Although DHEA-S is a weak androgen, it may be converted to more potent A4 and T by non-adrenal tissues12. A4 and T are moderately elevated for age, but normal for pubic hair stage27. DHEA-S levels may be higher than expected even for pubic hair stage27, but are usually suppressible by dexamethasone30. Importantly, premature adrenarche should not be associated with clitoral enlargement, voice deepening, cystic acne, hirsutism, breast development, vaginal bleeding, bone age greater than height age, or androgen (i.e., A4 or T) levels elevated for pubic hair stage12,27. Premature adrenarche is also a diagnosis of exclusion. Providers should consider central or peripheral precocious puberty, virilizing adrenal or gonadal tumor, non-classical congenital adrenal hyperplasia, or exogenous androgen exposure as differential diagnoses.
Several risk factors are associated with early adrenarche. Race is associated with earlier adrenarche, as more black girls have pubic hair at ages 6 and 8 (9.5% and 34.3%) compared to white girls (1.4% and 7.7%)33. Nutritional status also contributes to adrenarche, and weight gain, obesity, and insulin resistance in childhood put girls at risk for premature adrenarche34–37.
Premature adrenarche is no longer considered a benign variant of normal puberty, as it portends future metabolic and reproductive endocrine risk. Girls with premature adrenarche in the U.S., Finland, and Spain may demonstrate signs of insulin resistance and metabolic syndrome, including acanthosis nigricans, hyperinsulinemia, dyslipidemia, increased waist circumference, and increased fat mass (with or without elevated BMI)38–42. Such metabolic abnormalities may persist into adulthood.

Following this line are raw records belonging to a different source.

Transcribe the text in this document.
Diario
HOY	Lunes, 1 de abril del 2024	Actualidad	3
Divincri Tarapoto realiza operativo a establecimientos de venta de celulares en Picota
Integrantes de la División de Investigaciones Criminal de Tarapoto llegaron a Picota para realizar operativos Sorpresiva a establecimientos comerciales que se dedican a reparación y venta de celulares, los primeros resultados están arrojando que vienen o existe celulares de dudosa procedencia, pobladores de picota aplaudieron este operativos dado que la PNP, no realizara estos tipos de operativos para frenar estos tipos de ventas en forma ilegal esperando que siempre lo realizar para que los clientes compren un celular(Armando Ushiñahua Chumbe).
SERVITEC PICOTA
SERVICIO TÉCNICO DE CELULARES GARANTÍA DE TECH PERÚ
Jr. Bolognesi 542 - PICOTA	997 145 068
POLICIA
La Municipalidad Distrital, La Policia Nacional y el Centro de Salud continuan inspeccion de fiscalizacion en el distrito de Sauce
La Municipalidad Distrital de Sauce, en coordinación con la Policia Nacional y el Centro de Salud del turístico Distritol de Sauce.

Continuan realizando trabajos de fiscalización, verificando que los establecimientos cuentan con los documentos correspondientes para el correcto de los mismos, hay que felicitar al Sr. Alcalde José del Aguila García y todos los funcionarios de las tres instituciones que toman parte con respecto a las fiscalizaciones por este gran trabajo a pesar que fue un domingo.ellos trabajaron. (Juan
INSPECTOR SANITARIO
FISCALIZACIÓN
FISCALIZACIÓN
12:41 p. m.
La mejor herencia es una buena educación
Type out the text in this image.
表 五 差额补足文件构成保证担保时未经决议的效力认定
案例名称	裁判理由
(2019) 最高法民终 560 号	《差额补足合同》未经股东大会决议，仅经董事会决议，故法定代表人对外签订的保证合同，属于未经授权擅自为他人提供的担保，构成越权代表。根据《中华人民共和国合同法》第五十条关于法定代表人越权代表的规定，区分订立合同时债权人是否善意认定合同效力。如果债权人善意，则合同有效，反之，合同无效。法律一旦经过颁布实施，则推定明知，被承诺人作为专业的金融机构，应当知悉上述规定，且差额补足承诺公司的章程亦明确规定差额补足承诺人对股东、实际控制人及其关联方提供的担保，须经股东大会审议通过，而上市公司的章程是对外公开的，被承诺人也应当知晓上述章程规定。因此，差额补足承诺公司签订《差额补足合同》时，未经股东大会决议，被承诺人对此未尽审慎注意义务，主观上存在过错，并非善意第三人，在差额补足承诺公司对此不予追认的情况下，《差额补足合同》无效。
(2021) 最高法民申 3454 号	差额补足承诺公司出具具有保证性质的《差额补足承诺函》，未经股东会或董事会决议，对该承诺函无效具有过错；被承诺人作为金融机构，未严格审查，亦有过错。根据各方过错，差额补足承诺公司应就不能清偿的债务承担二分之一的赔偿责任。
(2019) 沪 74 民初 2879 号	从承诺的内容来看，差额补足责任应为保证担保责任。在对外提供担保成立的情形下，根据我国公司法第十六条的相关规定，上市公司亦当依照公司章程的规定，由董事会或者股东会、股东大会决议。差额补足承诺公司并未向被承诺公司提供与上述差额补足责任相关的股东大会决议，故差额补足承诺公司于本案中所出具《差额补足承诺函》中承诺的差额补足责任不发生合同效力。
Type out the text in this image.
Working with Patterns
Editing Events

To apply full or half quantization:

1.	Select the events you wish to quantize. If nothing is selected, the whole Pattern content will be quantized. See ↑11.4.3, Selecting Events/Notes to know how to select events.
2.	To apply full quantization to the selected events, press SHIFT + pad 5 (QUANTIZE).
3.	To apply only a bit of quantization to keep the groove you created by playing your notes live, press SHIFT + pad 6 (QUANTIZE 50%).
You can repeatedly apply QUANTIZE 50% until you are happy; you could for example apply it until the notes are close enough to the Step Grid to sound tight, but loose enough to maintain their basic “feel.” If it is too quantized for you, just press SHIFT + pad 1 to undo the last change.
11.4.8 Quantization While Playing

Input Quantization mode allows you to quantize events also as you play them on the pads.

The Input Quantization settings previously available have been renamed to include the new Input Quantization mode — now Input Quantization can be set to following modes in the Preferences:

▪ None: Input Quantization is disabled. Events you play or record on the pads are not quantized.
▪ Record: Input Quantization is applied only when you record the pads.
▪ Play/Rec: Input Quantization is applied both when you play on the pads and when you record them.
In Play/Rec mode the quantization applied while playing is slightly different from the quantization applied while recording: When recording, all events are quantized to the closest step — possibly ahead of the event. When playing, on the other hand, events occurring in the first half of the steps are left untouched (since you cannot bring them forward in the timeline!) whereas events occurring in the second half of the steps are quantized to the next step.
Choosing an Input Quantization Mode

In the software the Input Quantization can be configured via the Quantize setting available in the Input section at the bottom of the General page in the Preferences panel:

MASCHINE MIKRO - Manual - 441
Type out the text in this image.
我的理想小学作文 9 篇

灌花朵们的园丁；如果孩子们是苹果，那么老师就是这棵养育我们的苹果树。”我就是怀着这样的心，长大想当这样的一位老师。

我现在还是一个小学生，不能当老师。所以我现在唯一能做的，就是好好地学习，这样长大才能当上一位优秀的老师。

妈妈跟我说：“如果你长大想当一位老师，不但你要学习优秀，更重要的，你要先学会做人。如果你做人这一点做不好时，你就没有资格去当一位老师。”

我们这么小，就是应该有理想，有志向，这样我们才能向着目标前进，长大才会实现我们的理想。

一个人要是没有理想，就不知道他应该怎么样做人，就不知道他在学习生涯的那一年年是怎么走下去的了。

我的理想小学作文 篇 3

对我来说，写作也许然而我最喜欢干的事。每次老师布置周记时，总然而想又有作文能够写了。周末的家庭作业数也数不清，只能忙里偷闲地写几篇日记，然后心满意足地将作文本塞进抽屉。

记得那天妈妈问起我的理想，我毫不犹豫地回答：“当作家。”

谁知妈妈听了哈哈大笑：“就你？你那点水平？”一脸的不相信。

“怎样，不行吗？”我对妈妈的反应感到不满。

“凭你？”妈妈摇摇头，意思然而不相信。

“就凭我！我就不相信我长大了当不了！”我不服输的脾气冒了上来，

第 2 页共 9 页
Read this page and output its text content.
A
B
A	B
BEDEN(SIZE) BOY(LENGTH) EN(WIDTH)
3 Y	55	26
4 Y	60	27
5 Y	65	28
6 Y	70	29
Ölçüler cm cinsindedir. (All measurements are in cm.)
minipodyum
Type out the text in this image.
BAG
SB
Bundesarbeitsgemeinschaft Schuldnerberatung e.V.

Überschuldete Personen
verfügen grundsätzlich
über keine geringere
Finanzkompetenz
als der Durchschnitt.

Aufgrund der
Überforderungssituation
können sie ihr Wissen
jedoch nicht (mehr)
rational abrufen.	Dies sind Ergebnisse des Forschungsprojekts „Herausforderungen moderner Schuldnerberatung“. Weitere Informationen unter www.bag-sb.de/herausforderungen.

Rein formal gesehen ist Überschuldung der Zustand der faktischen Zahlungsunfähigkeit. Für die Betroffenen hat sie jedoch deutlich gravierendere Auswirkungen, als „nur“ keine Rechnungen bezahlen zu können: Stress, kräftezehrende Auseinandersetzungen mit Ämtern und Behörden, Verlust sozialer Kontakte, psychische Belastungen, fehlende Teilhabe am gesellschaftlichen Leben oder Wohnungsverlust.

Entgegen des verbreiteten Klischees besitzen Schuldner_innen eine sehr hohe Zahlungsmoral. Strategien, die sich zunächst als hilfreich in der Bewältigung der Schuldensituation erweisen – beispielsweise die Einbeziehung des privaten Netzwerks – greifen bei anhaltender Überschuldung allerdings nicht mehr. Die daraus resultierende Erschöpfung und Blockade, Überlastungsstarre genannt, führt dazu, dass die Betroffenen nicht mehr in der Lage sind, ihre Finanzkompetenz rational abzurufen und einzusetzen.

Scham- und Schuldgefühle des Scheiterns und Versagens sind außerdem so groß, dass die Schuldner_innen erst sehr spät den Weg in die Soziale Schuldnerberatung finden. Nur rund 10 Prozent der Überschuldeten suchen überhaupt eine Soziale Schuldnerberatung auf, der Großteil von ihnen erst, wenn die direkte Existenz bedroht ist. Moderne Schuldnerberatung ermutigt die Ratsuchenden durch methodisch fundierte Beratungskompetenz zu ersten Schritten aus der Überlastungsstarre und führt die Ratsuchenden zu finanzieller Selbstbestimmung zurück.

For example, Finnish women with history of premature adrenarche exhibited more acanthosis nigricans, decreased insulin sensitivity, elevated hemoglobin A1c (HbA1c), and larger central fat depots compared to BMI-matched controls43.
Likewise, premature adrenarche is a risk factor for the development of PCOS. Catalan girls with premature adrenarche demonstrated peripubertal worsening of hyperandrogenemia—including ovarian hyperandrogenemia—along with metabolic derangements, leading to a higher prevalence of ovulatory dysfunction by 3 years after menarche44–46. Similarly, irregular menses, hirsutism, hyperandrogenemia, and exaggerated androgen responses to acute gonadotropin releasing hormone (GnRH) agonist stimulation testing developed in half of such girls by late puberty, suggesting the development of PCOS47. The precise nature of the relationship between premature adrenarche and PCOS is unclear. The relationship may possibly reflect a more general exaggeration of androgen steroidogenesis—including in the ovary—related to inherited enzyme abnormalities or steroidogenesis-modifying factors such as hyperinsulinemia48,49. In addition, early hyperandrogenemia may predispose girls to neuroendocrine dysfunction (e.g., luteinizing hormone [LH] excess) during the pubertal transition, which may promote ovarian dysfunction48.
Since the consequences of premature adrenarche are primarily metabolic with an increased risk of PCOS, healthy lifestyle and maintenance (or achievement) of normal body weight should be encouraged. No specific pharmacological treatment is recommended, however. In Catalan girls with premature adrenarche, metformin was associated with less adiposity, later ages of thelarche and menarche, slowed bone maturation with better height, less hirsutism and oligomenorrhea, lower androgen levels, and lower risk of adolescent PCOS50–52. Nonetheless, additional longitudinal studies in other populations are needed to assess whether this or other pharmacological treatments for premature adrenarche are helpful.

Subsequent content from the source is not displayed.